In uno studio in via di pubblicazione sul Journal of Financial Economics (Paulson's Gift), gli economisti Pietro Veronesi (che insegnò per 8 anni al Master in Moneta e Finanza della nostra Università) e Luigi Zingales della University of Chicago analizzano le conseguenze economiche del piano di salvataggio delle maggiori 10 banche statunitensi ideato nell'ottobre 2008 dall'allora segretario al Tesoro USA Hank Paulson. L'articolo è scaricabile da qui, mentre qui si può trovare una buona sintesi.
Gli autori dimostrano che il piano, che effettivamente impedì la definitiva autodistruzione del sistema bancario USA (e non solo), impose condizioni che si rivelarono estremamente vantaggiose soprattutto per i detentori di obbligazioni delle banche, mentre il guadagno netto per il Tesoro, che iniettò 125 miliardi di dollari di capitali freschi nelle banche sotto forma di azioni privilegiate, fu molto limitato.
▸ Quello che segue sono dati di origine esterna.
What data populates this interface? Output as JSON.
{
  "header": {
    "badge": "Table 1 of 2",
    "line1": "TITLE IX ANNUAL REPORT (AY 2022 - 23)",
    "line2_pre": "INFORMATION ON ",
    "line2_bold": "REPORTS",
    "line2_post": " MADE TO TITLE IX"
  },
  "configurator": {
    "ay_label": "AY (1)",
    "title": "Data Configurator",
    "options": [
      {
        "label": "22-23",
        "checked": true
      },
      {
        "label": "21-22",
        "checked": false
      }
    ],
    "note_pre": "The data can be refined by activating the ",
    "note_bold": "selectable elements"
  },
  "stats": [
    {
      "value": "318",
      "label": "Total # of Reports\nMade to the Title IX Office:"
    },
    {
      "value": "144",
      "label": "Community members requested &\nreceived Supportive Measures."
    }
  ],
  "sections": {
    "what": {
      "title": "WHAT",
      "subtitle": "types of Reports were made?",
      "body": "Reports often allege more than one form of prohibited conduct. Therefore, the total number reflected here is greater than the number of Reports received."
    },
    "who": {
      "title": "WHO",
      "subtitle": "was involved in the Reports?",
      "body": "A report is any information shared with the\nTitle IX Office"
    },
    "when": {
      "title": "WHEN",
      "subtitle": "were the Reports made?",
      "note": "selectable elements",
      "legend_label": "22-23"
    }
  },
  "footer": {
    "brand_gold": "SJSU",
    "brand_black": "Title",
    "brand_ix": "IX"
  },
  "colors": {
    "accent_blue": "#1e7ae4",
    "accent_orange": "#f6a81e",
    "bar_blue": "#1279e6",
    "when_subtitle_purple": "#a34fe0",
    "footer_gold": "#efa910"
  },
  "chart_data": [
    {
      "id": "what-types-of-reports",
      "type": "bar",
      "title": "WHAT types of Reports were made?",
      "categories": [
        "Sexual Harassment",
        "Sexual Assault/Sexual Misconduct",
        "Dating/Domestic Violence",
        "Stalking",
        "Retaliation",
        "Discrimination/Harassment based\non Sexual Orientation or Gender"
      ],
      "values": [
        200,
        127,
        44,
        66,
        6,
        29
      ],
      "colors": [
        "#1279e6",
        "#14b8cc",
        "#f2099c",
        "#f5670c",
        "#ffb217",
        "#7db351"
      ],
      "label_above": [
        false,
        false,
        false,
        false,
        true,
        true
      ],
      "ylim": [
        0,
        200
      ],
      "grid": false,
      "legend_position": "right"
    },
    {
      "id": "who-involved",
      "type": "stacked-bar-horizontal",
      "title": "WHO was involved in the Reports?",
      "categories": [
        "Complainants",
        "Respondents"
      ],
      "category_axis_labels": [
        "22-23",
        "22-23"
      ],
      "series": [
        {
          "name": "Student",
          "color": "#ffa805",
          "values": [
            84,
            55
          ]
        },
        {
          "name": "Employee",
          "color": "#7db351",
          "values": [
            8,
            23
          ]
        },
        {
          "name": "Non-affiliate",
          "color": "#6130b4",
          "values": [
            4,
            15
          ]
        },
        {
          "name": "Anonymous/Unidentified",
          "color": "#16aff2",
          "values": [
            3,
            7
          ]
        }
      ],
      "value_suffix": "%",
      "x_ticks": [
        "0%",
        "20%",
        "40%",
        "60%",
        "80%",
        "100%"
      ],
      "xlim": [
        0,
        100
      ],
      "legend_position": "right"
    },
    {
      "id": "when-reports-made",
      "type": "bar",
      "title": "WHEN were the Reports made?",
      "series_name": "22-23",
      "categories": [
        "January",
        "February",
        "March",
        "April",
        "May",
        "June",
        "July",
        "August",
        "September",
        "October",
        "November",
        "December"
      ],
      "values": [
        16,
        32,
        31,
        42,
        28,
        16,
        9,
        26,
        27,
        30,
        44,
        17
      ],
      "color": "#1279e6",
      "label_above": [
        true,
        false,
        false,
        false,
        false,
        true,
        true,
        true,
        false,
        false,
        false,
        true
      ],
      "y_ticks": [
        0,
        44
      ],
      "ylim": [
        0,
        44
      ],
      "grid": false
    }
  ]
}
Ancora più importante, le conseguenze di lungo termine del piano implicano che dopo di esso le grandi banche sono ancora più convinte che il governo interverrà in loro soccorso e ad ogni costo in futuri nuovi casi di potenziale insolvenza. Anche per questo motivo, che ha a che fare con una situazione chiarissima di moral hazard, le banche avranno un forte incentivo ad attuare pratiche e comportamenti più rischiosi, per se e per il sistema economico-finanziario, proprio perchè sanno di godere di un'implicita assicurazione collettiva. Altra ragione (vedi i due post precedenti) per imporre alle banche, soprattutto quelle maggiori, di dotarsi di cuscinetti di capitale particolarmente spessi.